En 1863, en plein milieu de la Guerre de Sécession, le Texas Ranger Todd Croyden (John Payne) délivre Whitney Randolph (Dennis O’Keefe) d’un camp de prisonniers confédérés. De retour au Texas, le gouverneur lui apprend que l’homme qu’il vient de sortir de cette mauvaise posture n’est autre qu’un espion à la solde des Nordistes. Todd n’en croit pas ses oreilles ; avoir risqué sa vie pour sauver un ennemi du Sud ! Et ce n’est pas fini puisqu’il est maintenant chargé de l’accompagner au Mexique. En effet, il semble se préparer dans ce pays un bien plus grand danger que les conflits civils qui gangrènent actuellement les Etats-Unis et contre lequel il convient de s’assembler pour lutter. On a cru comprendre que non loin de la frontière, le général mexicain Liguras surnommé ‘le vautour’ (Thomas Gomez) levait une armée dans le but d’envahir le Texas. Il faut aller s’en rendre compte sur place d’autant que le précédent agent secret envoyé en ces lieux est désormais porté disparu et que les armes que les américains font porter au président Juarez n’arrivent jamais à destination. En route, les deux hommes aident Madeline (Rhonda Fleming), une jolie demoiselle, à se sortir d’un mauvais pas, son chariot s’étant retrouvé coincé au milieu d’une rivière. En arrivant dans la première ville mexicaine, ils la retrouvent et apprennent qu’il s’agit de la fille de l’important Basil Danzeeger (Fred Clark) qui semble faire la pluie et le beau temps dans la région. Ils découvrent sans tarder que le prédécesseur de Whitney a été tué et que la situation est encore plus compliquée que ce qu’ils avaient suspecté…
John Payne :
“This spying business … wouldn’t be dangerous would it?”
Dennis O’Keefe
“Little bit. Worse that can happen to you is you get killed.”
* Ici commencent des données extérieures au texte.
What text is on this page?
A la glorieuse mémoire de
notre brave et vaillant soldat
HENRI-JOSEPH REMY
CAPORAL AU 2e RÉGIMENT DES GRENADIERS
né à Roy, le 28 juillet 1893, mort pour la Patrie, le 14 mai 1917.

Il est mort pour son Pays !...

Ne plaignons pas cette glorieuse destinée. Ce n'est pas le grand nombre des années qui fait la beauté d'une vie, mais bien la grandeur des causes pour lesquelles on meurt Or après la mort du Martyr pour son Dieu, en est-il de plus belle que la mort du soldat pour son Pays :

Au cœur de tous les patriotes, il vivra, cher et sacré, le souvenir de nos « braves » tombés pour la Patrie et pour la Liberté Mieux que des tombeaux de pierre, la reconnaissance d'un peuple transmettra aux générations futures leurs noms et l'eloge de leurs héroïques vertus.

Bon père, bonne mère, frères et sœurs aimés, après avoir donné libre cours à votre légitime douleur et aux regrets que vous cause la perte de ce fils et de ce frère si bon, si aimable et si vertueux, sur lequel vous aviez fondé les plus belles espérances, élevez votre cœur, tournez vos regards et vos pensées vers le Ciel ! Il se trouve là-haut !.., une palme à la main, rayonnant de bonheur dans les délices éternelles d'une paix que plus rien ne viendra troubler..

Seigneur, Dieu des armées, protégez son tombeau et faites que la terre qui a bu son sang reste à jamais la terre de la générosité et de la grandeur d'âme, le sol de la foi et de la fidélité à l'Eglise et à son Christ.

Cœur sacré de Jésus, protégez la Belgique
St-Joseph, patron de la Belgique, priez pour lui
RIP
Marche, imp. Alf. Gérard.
A postériori, ce western pourra peut-être sembler banal mais puisque nous avançons chronologiquement, nous ne pouvons que constater avec surprise que ce film pourrait tout simplement être l’un des premiers westerns d’espionnage et que c’est aussi l’une des premières fois que l’action se déroulait quasi intégralement sur le territoire mexicain et non plus en Amérique du Nord même si le tournage a eu lieu en Arizona. En tout cas, nous concernant, il s’agit de nouveautés d’où mon envie encore plus grande de vouloir défendre ce petit western méconnu mais qui aura innové sur plusieurs plans. Il est également intéressant de constater que les mexicains ne sont encore pas ici caricaturés comme ils le seront trop souvent par la suite y compris dans des chefs-d’œuvre du genre. Rendons grâce pour tout ceci au scénariste Daniel Mainwaring (déjà auteur non négligeable de petites pépites telles
La Griffe du Passé – Out of the Past de Jacques Tourneur ou encore de
Ca Commence à Vera Cruz – The Big Steal de Don Siegel) qui, en collaboration avec le réalisateur lui-même, a signé un scénario non seulement novateur mais intelligent, extrêmement bien écrit, plein d’humour et historiquement passionnant.
Eduardo Noriega :
“I see a army building in the mountains, I see peasants with silver in their pockets for joining that army, and I hear El Captain speak of leading an army into Tejas when word and arms come from Presidente Juarez.”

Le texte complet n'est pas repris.